We, Catholic church leaders from around the world, welcome the entry into force on 22 January 2021 of the United Nations Treaty on the Prohibition of Nuclear Weapons.
We are encouraged that a majority of UN Member States actively support the new treaty through adoption, signatures, and ratifications. It is fitting that the Holy See was among the first states to join the accord in 2017. In addition, public opinion surveys worldwide demonstrate the global conviction that nuclear weapons must be abolished. The worst of all weapons of mass destruction has long-since been judged to be immoral. Now it is also finally illegal.
We are concerned by the continued risk to humanity that nuclear weapons could be used and by the resultant catastrophic humanitarian consequences. It is heartening that this new treaty is based on a growing body of research about the catastrophic humanitarian and ecological consequences of nuclear attacks, tests, and accidents. Two examples that speak to all people are the disproportionate impacts of radiation on women and girls and the grave effects on Indigenous communities whose lands have been used for nuclear tests.
We, the undersigned, support the leadership Pope Francis is giving to nuclear disarmament. During his historic visit to the bombed cities of Hiroshima and Nagasaki in November 2019 the pope condemned both the use and the possession of nuclear weapons by any state. Peace cannot be achieved through “the threat of total annihilation,” he said. Pope Francis urged support for “the principal international legal instruments of nuclear disarmament and non-proliferation, including the UN Treaty on the Prohibition of Nuclear Weapons.” Prior to his visit, the Conferences of Catholic Bishops in Canada and Japan urged their governments to sign and ratify the new treaty.
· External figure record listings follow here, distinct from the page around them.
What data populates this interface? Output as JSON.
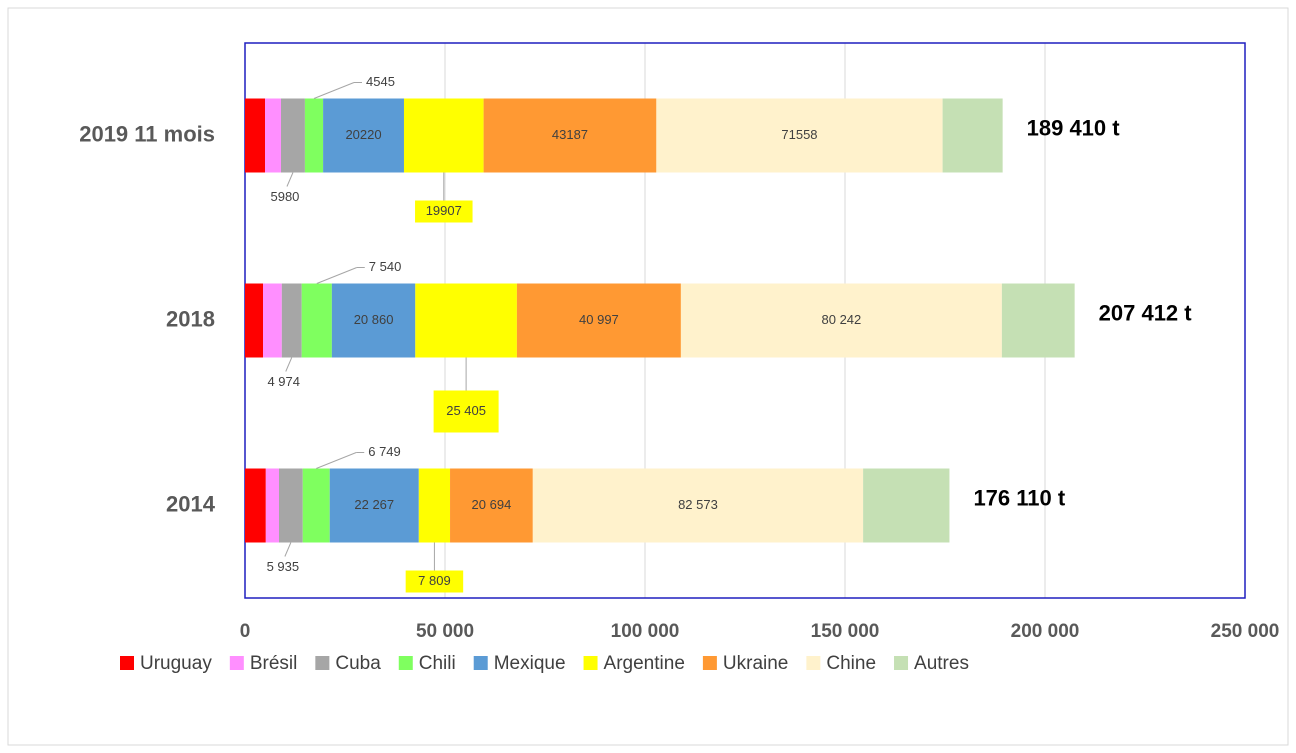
{
  "chart_data": {
    "type": "bar",
    "orientation": "horizontal",
    "stacked": true,
    "categories": [
      "2019 11 mois",
      "2018",
      "2014"
    ],
    "series": [
      {
        "name": "Uruguay",
        "color": "#ff0000",
        "values": [
          5000,
          4500,
          5200
        ]
      },
      {
        "name": "Brésil",
        "color": "#ff8fff",
        "values": [
          4000,
          4700,
          3300
        ]
      },
      {
        "name": "Cuba",
        "color": "#a6a6a6",
        "values": [
          5980,
          4974,
          5935
        ],
        "value_labels": [
          "5980",
          "4 974",
          "5 935"
        ]
      },
      {
        "name": "Chili",
        "color": "#7fff5f",
        "values": [
          4545,
          7540,
          6749
        ],
        "value_labels": [
          "4545",
          "7 540",
          "6 749"
        ]
      },
      {
        "name": "Mexique",
        "color": "#5b9bd5",
        "values": [
          20220,
          20860,
          22267
        ],
        "value_labels": [
          "20220",
          "20 860",
          "22 267"
        ]
      },
      {
        "name": "Argentine",
        "color": "#ffff00",
        "values": [
          19907,
          25405,
          7809
        ],
        "value_labels": [
          "19907",
          "25 405",
          "7 809"
        ]
      },
      {
        "name": "Ukraine",
        "color": "#ff9933",
        "values": [
          43187,
          40997,
          20694
        ],
        "value_labels": [
          "43187",
          "40 997",
          "20 694"
        ]
      },
      {
        "name": "Chine",
        "color": "#fff2cc",
        "values": [
          71558,
          80242,
          82573
        ],
        "value_labels": [
          "71558",
          "80 242",
          "82 573"
        ]
      },
      {
        "name": "Autres",
        "color": "#c5e0b4",
        "values": [
          15013,
          18194,
          21583
        ]
      }
    ],
    "totals": [
      189410,
      207412,
      176110
    ],
    "total_labels": [
      "189 410 t",
      "207 412 t",
      "176 110 t"
    ],
    "xlim": [
      0,
      250000
    ],
    "xticks": [
      0,
      {
        "value": 50000,
        "label": "50 000"
      },
      {
        "value": 100000,
        "label": "100 000"
      },
      {
        "value": 150000,
        "label": "150 000"
      },
      {
        "value": 200000,
        "label": "200 000"
      },
      {
        "value": 250000,
        "label": "250 000"
      }
    ],
    "grid": true,
    "legend": "bottom"
  }
}
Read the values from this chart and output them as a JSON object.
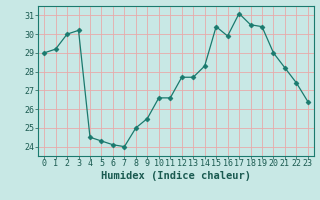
{
  "x": [
    0,
    1,
    2,
    3,
    4,
    5,
    6,
    7,
    8,
    9,
    10,
    11,
    12,
    13,
    14,
    15,
    16,
    17,
    18,
    19,
    20,
    21,
    22,
    23
  ],
  "y": [
    29.0,
    29.2,
    30.0,
    30.2,
    24.5,
    24.3,
    24.1,
    24.0,
    25.0,
    25.5,
    26.6,
    26.6,
    27.7,
    27.7,
    28.3,
    30.4,
    29.9,
    31.1,
    30.5,
    30.4,
    29.0,
    28.2,
    27.4,
    26.4
  ],
  "xlabel": "Humidex (Indice chaleur)",
  "ylim": [
    23.5,
    31.5
  ],
  "xlim": [
    -0.5,
    23.5
  ],
  "yticks": [
    24,
    25,
    26,
    27,
    28,
    29,
    30,
    31
  ],
  "xticks": [
    0,
    1,
    2,
    3,
    4,
    5,
    6,
    7,
    8,
    9,
    10,
    11,
    12,
    13,
    14,
    15,
    16,
    17,
    18,
    19,
    20,
    21,
    22,
    23
  ],
  "line_color": "#1a7a6e",
  "marker": "D",
  "marker_size": 2.5,
  "bg_color": "#c8e8e5",
  "plot_bg_color": "#c8e8e5",
  "grid_color": "#e8aaaa",
  "tick_color": "#1a5a50",
  "label_color": "#1a5a50",
  "font_size_tick": 6,
  "font_size_xlabel": 7.5
}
Like them, some of us are from countries allied with a nuclear power or that have nuclear arsenals. Surely, in this era of increasing global inter-dependence and vulnerability, our faith invites us to seek the common and universal good. “We are all saved together or no one is saved,” the Pope’s new encyclical Fratelli Tutti says. “Is it possible for us to be open to our neighbors within a family of nations?” it asks. International cooperation is essential for addressing the Covid-19 pandemic, climate change, the gap between rich and poor, and the universal threat of nuclear weapons.
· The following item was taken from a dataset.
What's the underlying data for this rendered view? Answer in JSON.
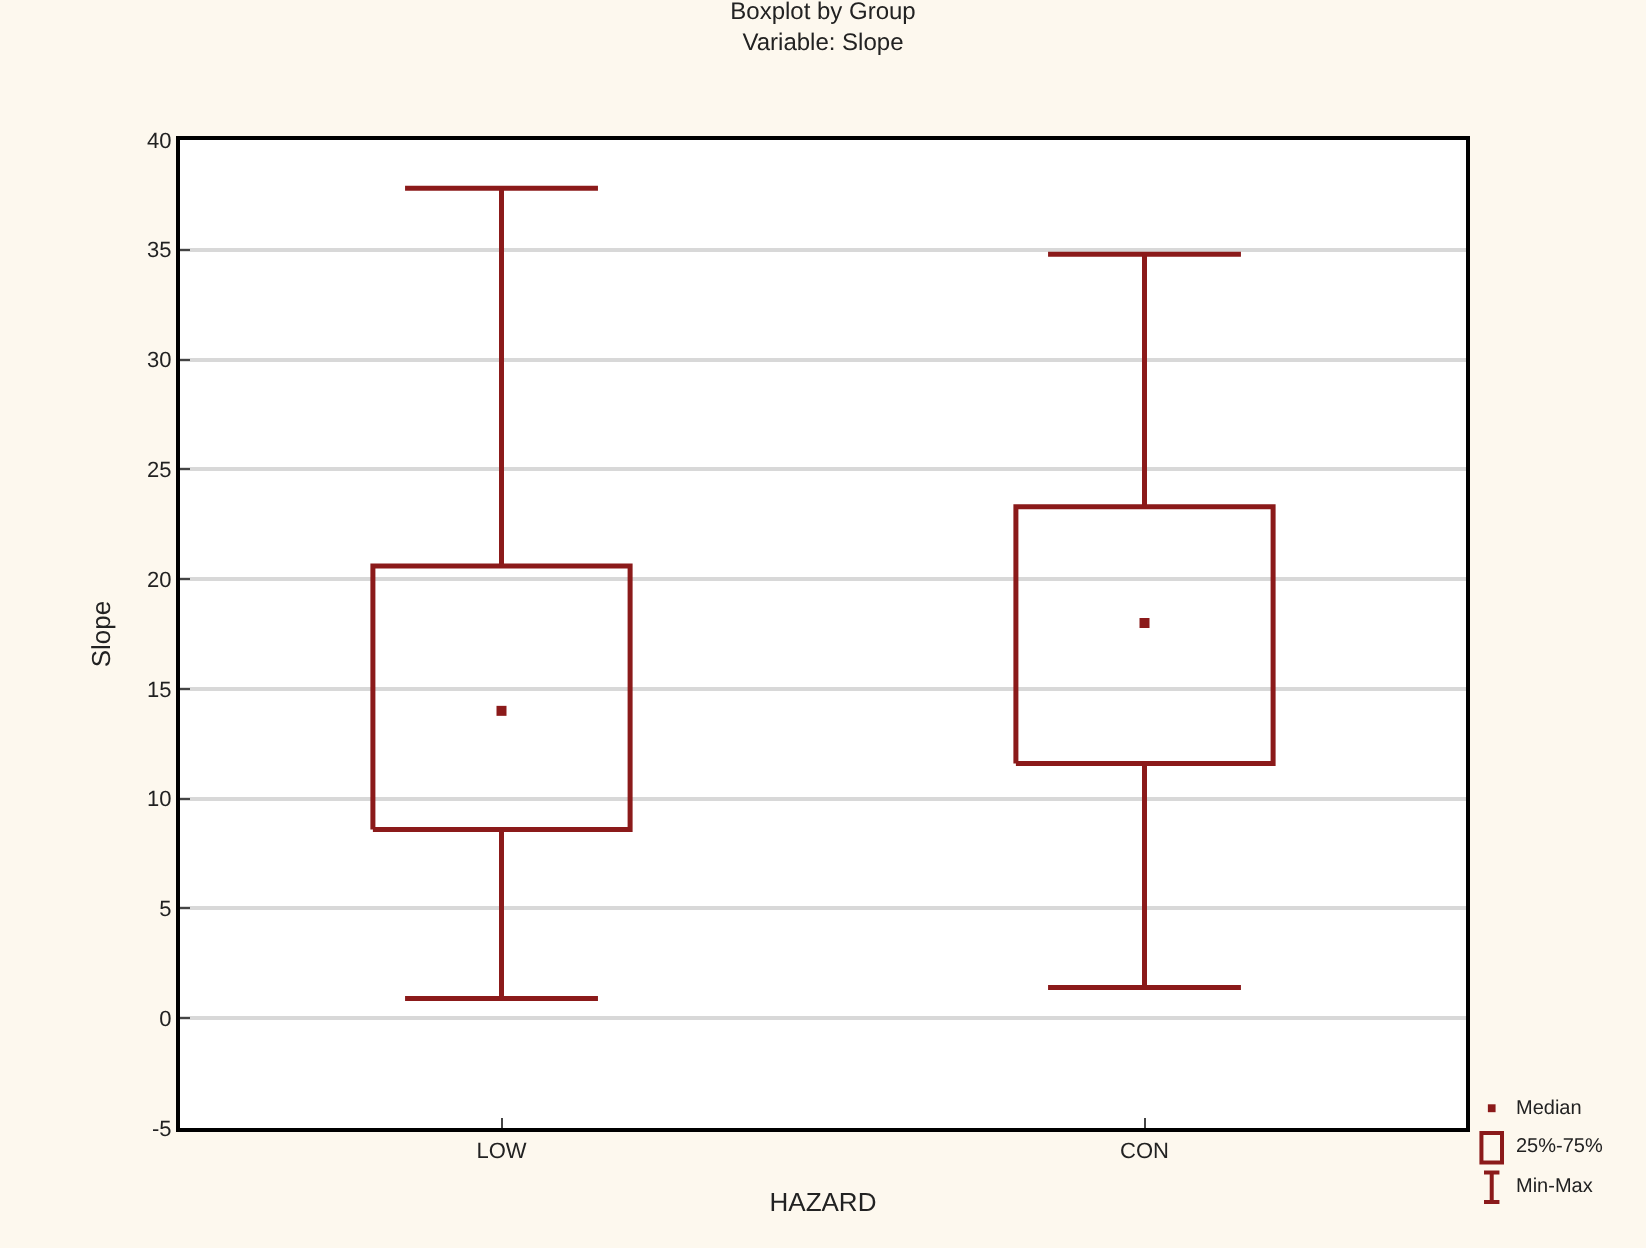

No matter where we are from, we join in urging governments to sign and ratify the UN Treaty on the Prohibition of Nuclear Weapons. We thank those who have already done so and we urge them to invite other countries to join the treaty as well.
We invite fellow church leaders to discuss and deliberate about the significant role the church can play in building support for this new international norm against nuclear weapons. It is especially important for national and regional bishops’ conferences as well as Catholic institutions and foundations to review whether church-related funds are invested in corporations and banks involved in producing nuclear weapons. If this is the case, then take remedial action by ending existing financing relationships and look for ways for disinvestment.
We believe that God’s gift of peace is at work to deter war and overcome violence. Thus, on this historic day, we congratulate members of the Catholic Church who for decades have been at the forefront of grassroots movements to oppose nuclear weapons and Catholic peace movements which are part of the Nobel Prize-winning International Campaign to Abolish Nuclear Weapons (ICAN).
Ed. Note: Pax Christi USA Bishop-President Bishop John Stowe, OFM Conv, Bishop Robert McElroy, and Johnny Zokovitch, Executive Director of Pax Christi USA, were among the signers from the U.S.